Visualization types
This article outlines the types of visualizations available to use in Azure Databricks notebooks and in Databricks SQL, and shows you how to create an example of each visualization type.
Bar chart
Bar charts represent the change in metrics over time or to show proportionality, similar to a pie chart.
Note
Bar charts support backend aggregations, providing support for queries returning more than 64K rows of data without truncation of the result set.
Configuration values: For this bar chart visualization, the following values were set:
- X column:
- Dataset column:
o_orderdate
- Date level:
Months
- Dataset column:
- Y columns:
- Dataset column:
o_totalprice
- Aggregation type:
Sum
- Dataset column:
- Group by (dataset column):
o_orderpriority
- Stacking:
Stack
- X axis name (override default value):
Order month
- Y axis name (override default value):
Total price
Configuration options: For bar chart configuration options, see chart configuration options.
SQL query: For this bar chart visualization, the following SQL query was used to generate the data set.
select * from samples.tpch.orders
Line chart
Line charts present the change in one or more metrics over time.
Note
Line charts support backend aggregations, providing support for queries returning more than 64K rows of data without truncation of the result set.
Configuration values: For this line chart visualization, the following values were set:
- X column:
- Dataset column:
o_orderdate
- Date level:
Years
- Dataset column:
- Y columns:
- Dataset column:
o_totalprice
- Aggregation type:
Average
- Dataset column:
- Group by (dataset column):
o_orderpriority
- X axis name (override default value):
Order year
- Y axis name (override default value):
Average price
Configuration options: For line chart configuration options, see chart configuration options.
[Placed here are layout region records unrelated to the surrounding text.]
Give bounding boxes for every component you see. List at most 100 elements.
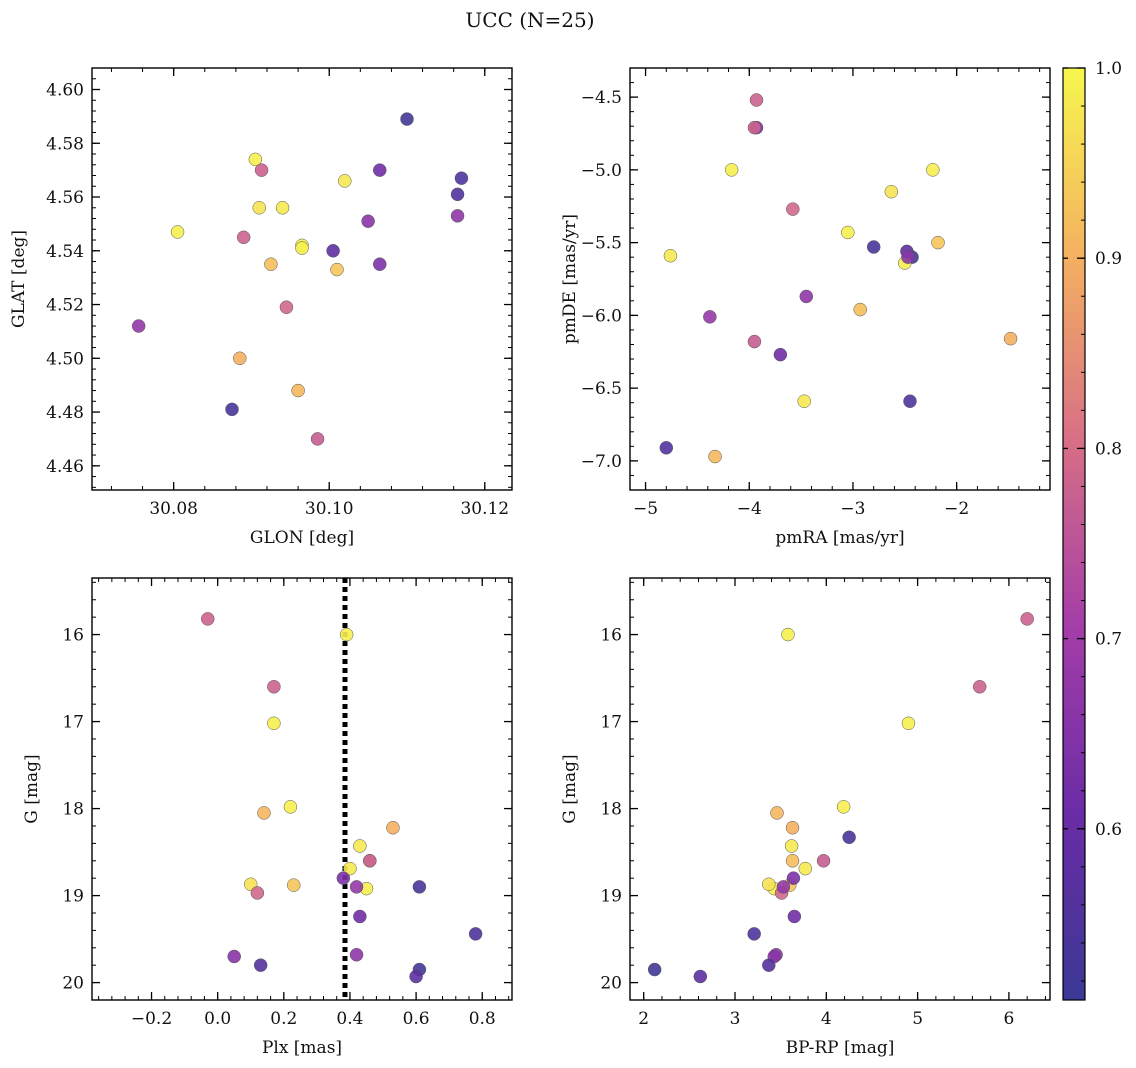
scatter-point xyxy=(903,394,917,408)
axes-frame xyxy=(629,67,1051,491)
scatter-point xyxy=(703,310,717,324)
x-tick-label: −3 xyxy=(840,499,865,519)
scatter-point xyxy=(386,820,400,835)
colorbar-tick-label: 0.8 xyxy=(1095,439,1122,459)
scatter-point xyxy=(170,225,185,239)
scatter-point xyxy=(412,880,427,894)
x-axis-label: pmRA [mas/yr] xyxy=(775,528,904,548)
y-tick-label: 4.50 xyxy=(46,349,84,369)
y-tick-label: 18 xyxy=(62,800,84,820)
y-tick-label: 4.48 xyxy=(46,403,84,423)
scatter-point xyxy=(267,680,281,694)
scatter-point xyxy=(931,235,945,250)
colorbar: 0.6 0.7 0.8 0.9 1.0 xyxy=(1062,59,1122,1001)
axes-frame xyxy=(91,577,513,1001)
x-tick-label: 0.2 xyxy=(270,1009,297,1029)
scatter-point xyxy=(926,163,940,177)
x-tick-label: 0.4 xyxy=(336,1009,363,1029)
y-tick-label: 20 xyxy=(600,974,622,994)
x-tick-label: 6 xyxy=(1003,1009,1014,1029)
scatter-point xyxy=(841,225,855,240)
y-tick-label: 18 xyxy=(600,800,622,820)
scatter-point xyxy=(797,394,811,408)
y-tick-label: 4.52 xyxy=(46,296,84,316)
y-tick-label: 4.56 xyxy=(46,188,84,208)
scatter-point xyxy=(1020,612,1034,626)
scatter-point xyxy=(884,184,899,199)
scatter-point xyxy=(773,347,788,362)
scatter-point xyxy=(353,909,367,924)
x-tick-label: 2 xyxy=(638,1009,649,1029)
scatter-point xyxy=(343,861,357,876)
scatter-point xyxy=(257,806,271,820)
scatter-point xyxy=(330,262,344,277)
x-tick-label: 5 xyxy=(912,1009,923,1029)
scatter-point xyxy=(310,432,325,446)
x-tick-label: 0.8 xyxy=(469,1009,496,1029)
colorbar-gradient xyxy=(1062,67,1086,1001)
scatter-point xyxy=(1003,331,1018,346)
x-tick-label: −0.2 xyxy=(131,1009,172,1029)
y-axis-label: G [mag] xyxy=(22,754,42,823)
scatter-point xyxy=(853,302,867,317)
scatter-point xyxy=(972,680,987,694)
y-tick-label: 4.54 xyxy=(46,242,84,262)
y-tick-label: 16 xyxy=(62,626,84,646)
panel-glon-glat: 30.08 30.10 30.12 4.46 4.48 4.50 4.52 4.54 4.56 4… xyxy=(9,67,513,548)
x-tick-label: 30.10 xyxy=(305,499,354,519)
x-tick-label: 3 xyxy=(730,1009,741,1029)
y-tick-label: −7.0 xyxy=(581,452,622,472)
axes-frame xyxy=(91,67,513,491)
scatter-point xyxy=(784,839,799,853)
scatter-point xyxy=(400,112,414,126)
x-tick-label: −5 xyxy=(633,499,658,519)
scatter-point xyxy=(647,962,662,977)
scatter-point xyxy=(338,174,352,188)
scatter-point xyxy=(279,300,294,314)
scatter-point xyxy=(816,854,831,868)
scatter-point xyxy=(363,854,377,868)
scatter-point xyxy=(267,716,281,731)
y-axis-label: GLAT [deg] xyxy=(9,230,29,328)
y-tick-label: 19 xyxy=(600,887,622,907)
scatter-point xyxy=(248,152,263,167)
scatter-point xyxy=(787,909,802,924)
scatter-point xyxy=(233,351,247,366)
scatter-point xyxy=(275,201,290,215)
scatter-point xyxy=(225,402,239,417)
scatter-point xyxy=(326,244,340,258)
scatter-point xyxy=(785,854,800,868)
scatter-point xyxy=(747,120,762,135)
y-tick-label: −4.5 xyxy=(581,88,622,108)
scatter-point xyxy=(866,240,881,254)
scatter-point xyxy=(250,886,265,900)
scatter-point xyxy=(450,187,465,202)
scatter-point xyxy=(291,383,305,398)
y-tick-label: −5.0 xyxy=(581,161,622,181)
scatter-point xyxy=(762,958,776,972)
scatter-point xyxy=(901,250,915,264)
colorbar-tick-label: 0.6 xyxy=(1095,820,1122,840)
y-tick-label: 19 xyxy=(62,887,84,907)
scatter-point xyxy=(454,171,469,185)
scatter-point xyxy=(339,627,354,642)
scatter-point xyxy=(131,319,146,333)
scatter-point xyxy=(693,969,708,984)
y-tick-label: 4.60 xyxy=(46,81,84,101)
x-tick-label: 0.0 xyxy=(204,1009,231,1029)
scatter-point xyxy=(798,861,813,876)
y-tick-label: 4.46 xyxy=(46,457,84,477)
y-axis-label: pmDE [mas/yr] xyxy=(560,214,580,344)
panel-pmra-pmde: −5 −4 −3 −2 −7.0 −6.5 −6.0 −5.5 −5.0 −4.5 pmRA [ma… xyxy=(560,67,1051,548)
scatter-point xyxy=(776,880,791,894)
scatter-point xyxy=(708,449,722,464)
scatter-point xyxy=(349,880,364,894)
panel-plx-g: −0.2 0.0 0.2 0.4 0.6 0.8 16 17 18 19 20 Plx [mas] G … xyxy=(22,577,513,1058)
scatter-point xyxy=(373,163,387,177)
colorbar-tick-label: 1.0 xyxy=(1095,59,1122,79)
scatter-point xyxy=(200,612,215,626)
figure-title: UCC (N=25) xyxy=(465,8,594,32)
x-tick-label: 0.6 xyxy=(403,1009,430,1029)
scatter-point xyxy=(283,800,298,814)
x-axis-label: Plx [mas] xyxy=(262,1038,342,1058)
SQL query: For this line chart visualization, the following SQL query was used to generate the data set.
select * from samples.tpch.orders
Area chart
Area charts combine the line and bar chart to show how one or more groups' numeric values change over the progression of a second variable, typically that of time. They are often used to show sales funnel changes through time.
Note
Area charts support backend aggregations, providing support for queries returning more than 64K rows of data without truncation of the result set.
Configuration values: For this area chart visualization, the following values were set:
- X column:
- Dataset column:
o_orderdate
- Date level:
Years
- Dataset column:
- Y columns:
- Dataset column:
o_totalprice
- Aggregation type:
Sum
- Dataset column:
- Group by (dataset column):
o_orderpriority
- Stacking:
Stack
- X axis name (override default value):
Order year
- Y axis name (override default value):
Total price
Configuration options: For area chart configuration options, see chart configuration options.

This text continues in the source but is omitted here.